The groups hope to put forward a zoning proposal to the Burlington Planning Commission in March 2022, the document states.
The envisioned district, Monte said at Thursday’s press conference, “creates, I think, a balance between the needs of the folks and the industries that have been there for decades — the artists, the makers — and with affordable housing, as well, as a great need for our community.”
Weinberger also announced the University of Vermont is looking to build more student housing on the former Trinity College campus on Colchester Avenue. His administration’s housing action plan calls for zoning changes to the Trinity campus to enable the project, which Weinberger said would ease the pressure UVM students place on the city’s broader housing market.
But to rapidly increase available housing, the city will have to look for opportunities in all neighborhoods, Weinberger said. He’s pushing for so-called “missing middle housing,” a term that refers to smaller multi-unit projects in low-rise residential neighborhoods. Projects of this scale are prohibited in many residential zoning districts.
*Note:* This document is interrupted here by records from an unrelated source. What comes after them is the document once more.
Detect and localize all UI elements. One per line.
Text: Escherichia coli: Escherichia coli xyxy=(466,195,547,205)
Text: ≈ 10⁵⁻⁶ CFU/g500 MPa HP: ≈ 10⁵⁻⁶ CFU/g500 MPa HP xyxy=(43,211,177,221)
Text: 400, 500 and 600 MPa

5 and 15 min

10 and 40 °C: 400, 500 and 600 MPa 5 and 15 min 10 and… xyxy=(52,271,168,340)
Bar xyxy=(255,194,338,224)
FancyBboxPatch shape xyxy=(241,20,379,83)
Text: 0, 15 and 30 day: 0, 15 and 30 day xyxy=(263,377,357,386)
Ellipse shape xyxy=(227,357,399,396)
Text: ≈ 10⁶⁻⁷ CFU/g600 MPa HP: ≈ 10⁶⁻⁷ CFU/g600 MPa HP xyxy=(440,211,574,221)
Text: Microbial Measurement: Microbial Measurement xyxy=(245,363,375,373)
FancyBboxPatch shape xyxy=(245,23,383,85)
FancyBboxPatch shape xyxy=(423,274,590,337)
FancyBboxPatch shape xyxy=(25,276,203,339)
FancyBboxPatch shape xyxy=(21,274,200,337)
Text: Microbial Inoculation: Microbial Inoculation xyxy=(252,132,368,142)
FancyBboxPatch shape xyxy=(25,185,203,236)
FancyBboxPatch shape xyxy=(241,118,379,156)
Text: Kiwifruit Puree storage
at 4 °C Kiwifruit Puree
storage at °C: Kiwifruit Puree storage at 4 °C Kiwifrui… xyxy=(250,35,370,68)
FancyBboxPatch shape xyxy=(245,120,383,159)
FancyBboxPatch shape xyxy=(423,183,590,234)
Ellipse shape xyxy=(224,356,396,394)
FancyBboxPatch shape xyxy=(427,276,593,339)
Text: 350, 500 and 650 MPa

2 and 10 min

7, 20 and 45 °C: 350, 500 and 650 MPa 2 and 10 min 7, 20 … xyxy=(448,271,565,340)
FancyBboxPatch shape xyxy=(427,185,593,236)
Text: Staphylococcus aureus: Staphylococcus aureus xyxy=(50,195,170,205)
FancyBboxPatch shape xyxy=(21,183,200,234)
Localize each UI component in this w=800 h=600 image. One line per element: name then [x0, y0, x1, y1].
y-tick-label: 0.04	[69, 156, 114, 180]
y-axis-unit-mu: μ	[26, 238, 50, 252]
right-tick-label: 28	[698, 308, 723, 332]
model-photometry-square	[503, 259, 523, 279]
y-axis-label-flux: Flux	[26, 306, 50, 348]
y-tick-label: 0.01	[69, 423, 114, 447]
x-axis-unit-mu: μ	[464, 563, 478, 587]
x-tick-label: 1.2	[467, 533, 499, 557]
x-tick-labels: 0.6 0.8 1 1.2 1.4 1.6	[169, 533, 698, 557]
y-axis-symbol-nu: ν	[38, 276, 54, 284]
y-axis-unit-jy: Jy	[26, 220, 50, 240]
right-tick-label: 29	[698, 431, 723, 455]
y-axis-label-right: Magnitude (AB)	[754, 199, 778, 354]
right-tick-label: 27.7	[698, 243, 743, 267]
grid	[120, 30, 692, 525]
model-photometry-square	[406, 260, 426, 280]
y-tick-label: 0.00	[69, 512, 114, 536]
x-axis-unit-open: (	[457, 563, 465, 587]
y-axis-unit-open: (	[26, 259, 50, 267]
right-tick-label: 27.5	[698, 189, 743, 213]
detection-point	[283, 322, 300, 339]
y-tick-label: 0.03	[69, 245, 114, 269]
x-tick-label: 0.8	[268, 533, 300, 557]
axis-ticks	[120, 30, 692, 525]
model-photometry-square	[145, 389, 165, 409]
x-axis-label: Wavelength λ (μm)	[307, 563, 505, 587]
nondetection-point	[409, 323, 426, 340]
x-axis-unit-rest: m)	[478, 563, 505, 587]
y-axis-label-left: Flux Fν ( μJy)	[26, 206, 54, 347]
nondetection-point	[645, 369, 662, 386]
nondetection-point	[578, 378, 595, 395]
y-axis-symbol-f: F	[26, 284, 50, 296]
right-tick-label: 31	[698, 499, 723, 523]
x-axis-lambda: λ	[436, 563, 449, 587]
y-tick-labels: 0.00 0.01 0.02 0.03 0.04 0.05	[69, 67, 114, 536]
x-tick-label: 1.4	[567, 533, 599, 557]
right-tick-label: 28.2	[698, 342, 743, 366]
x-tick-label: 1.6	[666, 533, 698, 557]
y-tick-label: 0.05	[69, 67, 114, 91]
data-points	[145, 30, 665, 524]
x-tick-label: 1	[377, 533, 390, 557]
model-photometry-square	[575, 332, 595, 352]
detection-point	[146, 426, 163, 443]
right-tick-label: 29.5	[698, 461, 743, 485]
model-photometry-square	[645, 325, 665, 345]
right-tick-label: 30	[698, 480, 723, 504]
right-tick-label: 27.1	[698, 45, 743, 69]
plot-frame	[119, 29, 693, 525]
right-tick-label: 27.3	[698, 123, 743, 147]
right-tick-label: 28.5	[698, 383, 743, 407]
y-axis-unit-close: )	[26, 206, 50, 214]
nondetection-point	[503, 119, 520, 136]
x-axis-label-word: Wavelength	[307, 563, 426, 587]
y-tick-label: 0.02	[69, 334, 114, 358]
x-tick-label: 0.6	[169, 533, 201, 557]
Weinberger contended that zoning reforms would allow for new developments that still “reflect the character of these beloved parts of the city.”
City Councilor Joe Magee (P-Ward 3), who observed Weinberger’s event, said he needed to hear more about the proposed zoning changes and developments, particularly in the South End.
“While I’m supportive of us making strides toward building more units and upzoning certain areas, I want to make sure that we’re maintaining the character of our neighborhoods,” he said.
More broadly, Magee said addressing the twin problems of affordable housing and homelessness will require intervention beyond what Weinberger proposed.
“If we don’t talk seriously about how workers aren’t earning enough money to live in our city, we are going to continue to have a housing crisis that outpaces our ability to meet those needs,” he said.
Magee, who sharply criticized the Sears Lane evictions, said ending homelessness also demands new investments in mental health care and substance abuse treatment, as well as no-barrier shelter options.
“We consistently find ourselves getting to winter," he said, "without a plan for folks who are living outside when it gets cold out."